I looked over at Eleanor Roosevelt. She was one brave woman.
“I feel as if I’ve made a friend,” Tommy said, as she and Eleanor Roosevelt got into the car that would take them to New York from Floyd Bennett Field. The crew and I were having dinner at Mike and Mariann’s Brooklyn apartment, where I’d stay the night and leave on the train the next morning.
“I do, too, Tommy,” I said. “And it was an honor to travel with you, Mrs. Roosevelt.”
“I think it’s time for you to start calling me Eleanor, Nora,” she said to me.
“Thank you, Eleanor,” I said.
Mike asked me not to mention the “turbulence” to Mariann. I didn’t.
8
LATE NOVEMBER 1942
“You’re not yourself, Nora,” Margaret Kelly said to me a week after I arrived back in Chicago after my trip. She and Ed and I were driving home from what had come to be called “the Kelly Bowl,” the annual high school football championship game Ed had initiated in 1933, which was held at Soldier Field around Thanksgiving. The winner of the public league played the top Catholic
school team in a hard fought contest that always attracted a huge crowd. In 1937 the west side Austin High School defeated Leo, the south side high school named for a pope. One hundred twenty thousand fans filled Soldier Field—the biggest attendance anywhere ever for a football game. This year Leo had faced Tilden High School and the Catholics had beaten the Publics. Margaret wasn’t much of a sports fan but the proceeds of today’s game were going to the centers for servicemen and women that she oversaw. So she’d come onto the field at halftime to receive the check for one hundred thousand dollars from Ed, and I’d photographed the presentation. Cold on the field, and I was glad for the green Donegal tweed coat with the fur collar that was an early Christmas present from Ed and Margaret. A bit funny, that gift, because usually the money raised at the game went to Chicago’s own Christmas Benefit Fund to buy clothes for needy children. Ed had started the Fund in 1933, his first Christmas as mayor, and the Democratic Party organization in each ward delivered the packages to families. Even with all the New Deal programs, there was something to be said for the personal touch, and not bad to remind voters that the mayor cared. But this year the Armed Forces had priority, so I was the only one getting a coat from Ed Kelly.

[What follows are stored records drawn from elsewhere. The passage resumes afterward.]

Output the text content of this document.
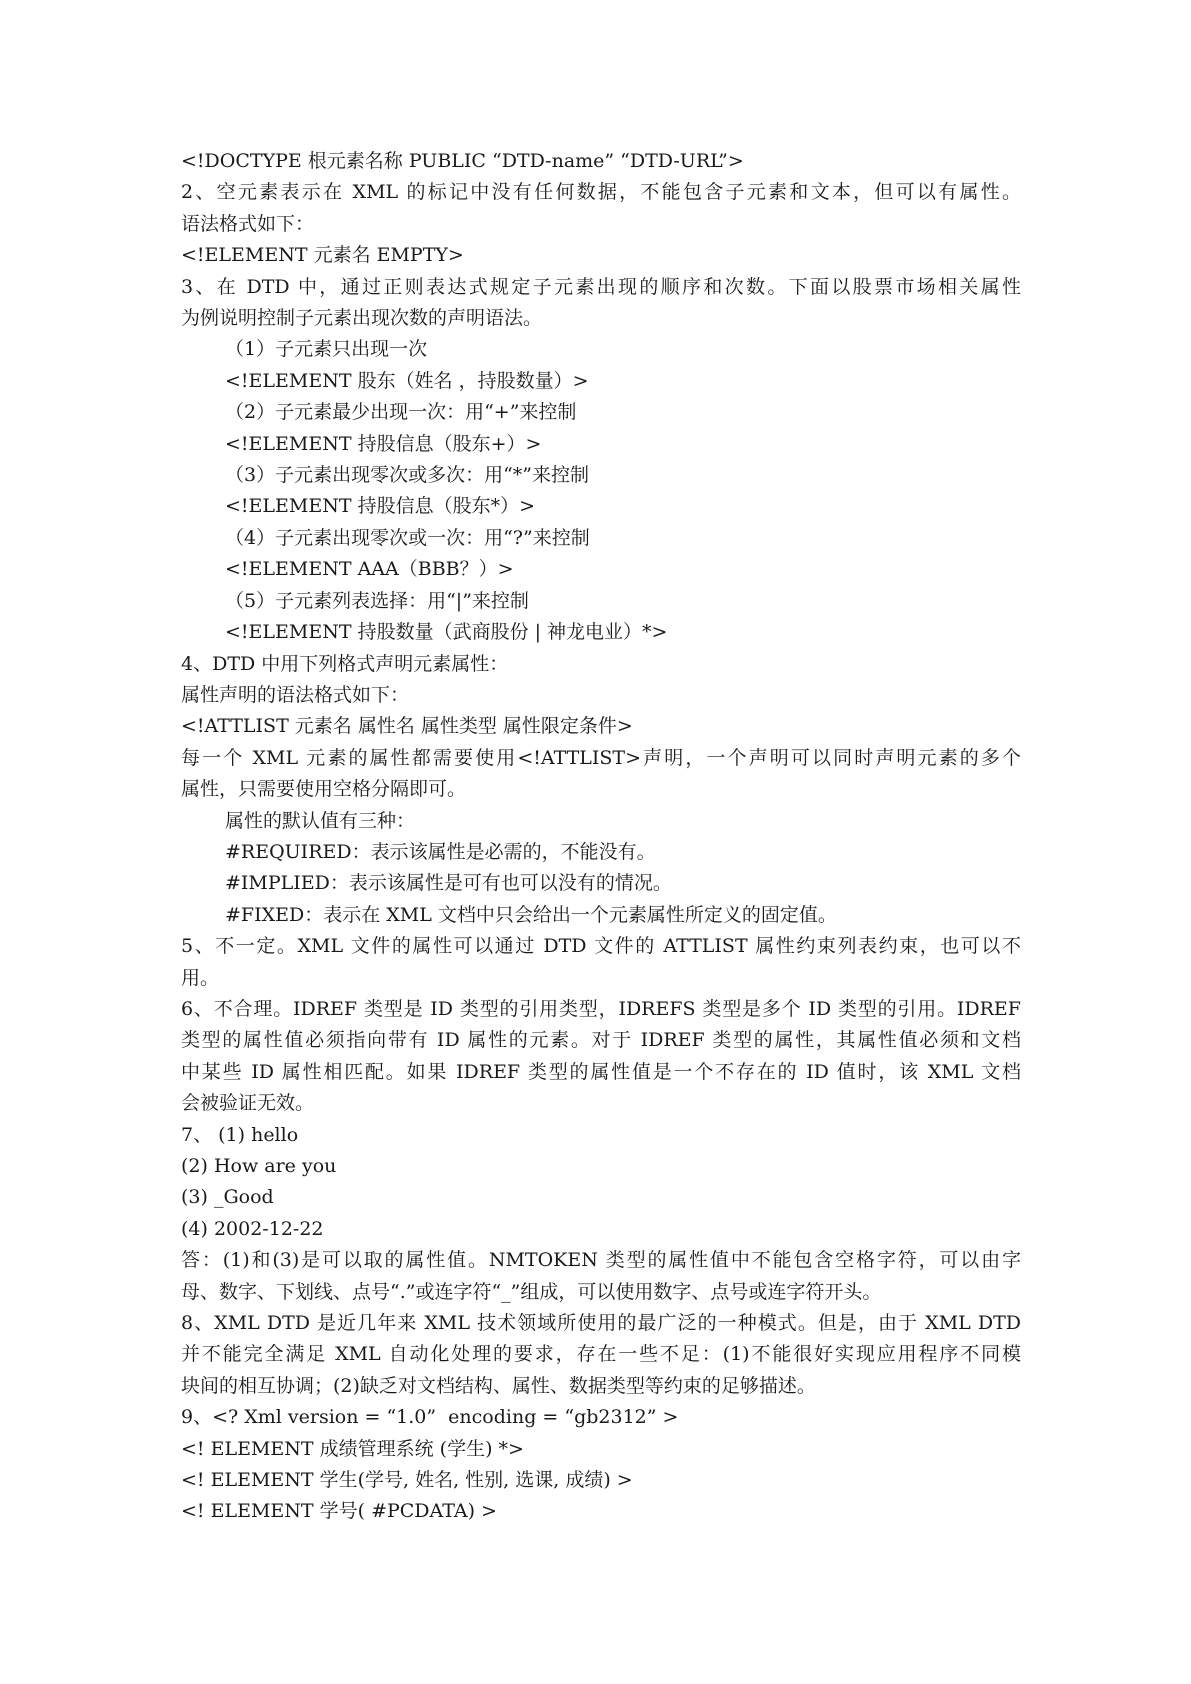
<!DOCTYPE 根元素名称 PUBLIC “DTD-name” “DTD-URL”>

2、空元素表示在 XML 的标记中没有任何数据，不能包含子元素和文本，但可以有属性。

语法格式如下：

<!ELEMENT 元素名 EMPTY>

3、在 DTD 中，通过正则表达式规定子元素出现的顺序和次数。下面以股票市场相关属性

为例说明控制子元素出现次数的声明语法。

（1）子元素只出现一次

<!ELEMENT 股东（姓名 ，持股数量）>

（2）子元素最少出现一次：用“+”来控制

<!ELEMENT 持股信息（股东+）>

（3）子元素出现零次或多次：用“*”来控制

<!ELEMENT 持股信息（股东*）>

（4）子元素出现零次或一次：用“?”来控制

<!ELEMENT AAA（BBB？）>

（5）子元素列表选择：用“|”来控制

<!ELEMENT 持股数量（武商股份 | 神龙电业）*>

4、DTD 中用下列格式声明元素属性：

属性声明的语法格式如下：

<!ATTLIST 元素名 属性名 属性类型 属性限定条件>

每一个 XML 元素的属性都需要使用<!ATTLIST>声明，一个声明可以同时声明元素的多个

属性，只需要使用空格分隔即可。

属性的默认值有三种：

#REQUIRED：表示该属性是必需的，不能没有。

#IMPLIED：表示该属性是可有也可以没有的情况。

#FIXED：表示在 XML 文档中只会给出一个元素属性所定义的固定值。

5、不一定。XML 文件的属性可以通过 DTD 文件的 ATTLIST 属性约束列表约束，也可以不

用。

6、不合理。IDREF 类型是 ID 类型的引用类型，IDREFS 类型是多个 ID 类型的引用。IDREF

类型的属性值必须指向带有 ID 属性的元素。对于 IDREF 类型的属性，其属性值必须和文档

中某些 ID 属性相匹配。如果 IDREF 类型的属性值是一个不存在的 ID 值时，该 XML 文档

会被验证无效。

7、 (1) hello

(2) How are you

(3) _Good

(4) 2002-12-22

答：(1)和(3)是可以取的属性值。NMTOKEN 类型的属性值中不能包含空格字符，可以由字

母、数字、下划线、点号“.”或连字符“_”组成，可以使用数字、点号或连字符开头。

8、XML DTD 是近几年来 XML 技术领域所使用的最广泛的一种模式。但是，由于 XML DTD

并不能完全满足 XML 自动化处理的要求，存在一些不足：(1)不能很好实现应用程序不同模

块间的相互协调；(2)缺乏对文档结构、属性、数据类型等约束的足够描述。

9、<? Xml version = “1.0”  encoding = “gb2312” >

<! ELEMENT 成绩管理系统 (学生) *>

<! ELEMENT 学生(学号, 姓名, 性别, 选课, 成绩) >

<! ELEMENT 学号( #PCDATA) >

And to be fair, with all the jobs in defense industries most kids in Chicago were fairly well dressed, as Ed told the newspapers. He was trying to explain why the second event in the annual fund-raising effort wasn’t going to happen at all. For the last eight years Ed had spearheaded the “Night of Stars,” an extravaganza at the stadium that lasted seven hours, with as many as forty acts mixing movie stars, big bands, opera singers, church choirs, tap dancers and vaudeville comics, in the come-one come-all spirit of our city. Where else but in Chicago would Gypsy Rose Lee introduce the surplice-wearing boys of the Paulist choir? Almost a half million dollars raised to clothe poor children, between the two events. But someone in the federal government had decided the “Night of Stars” was too frivolous for wartime, and besides, was charity really necessary when the economy was booming? Best not to draw attention to the pockets of poverty that still existed.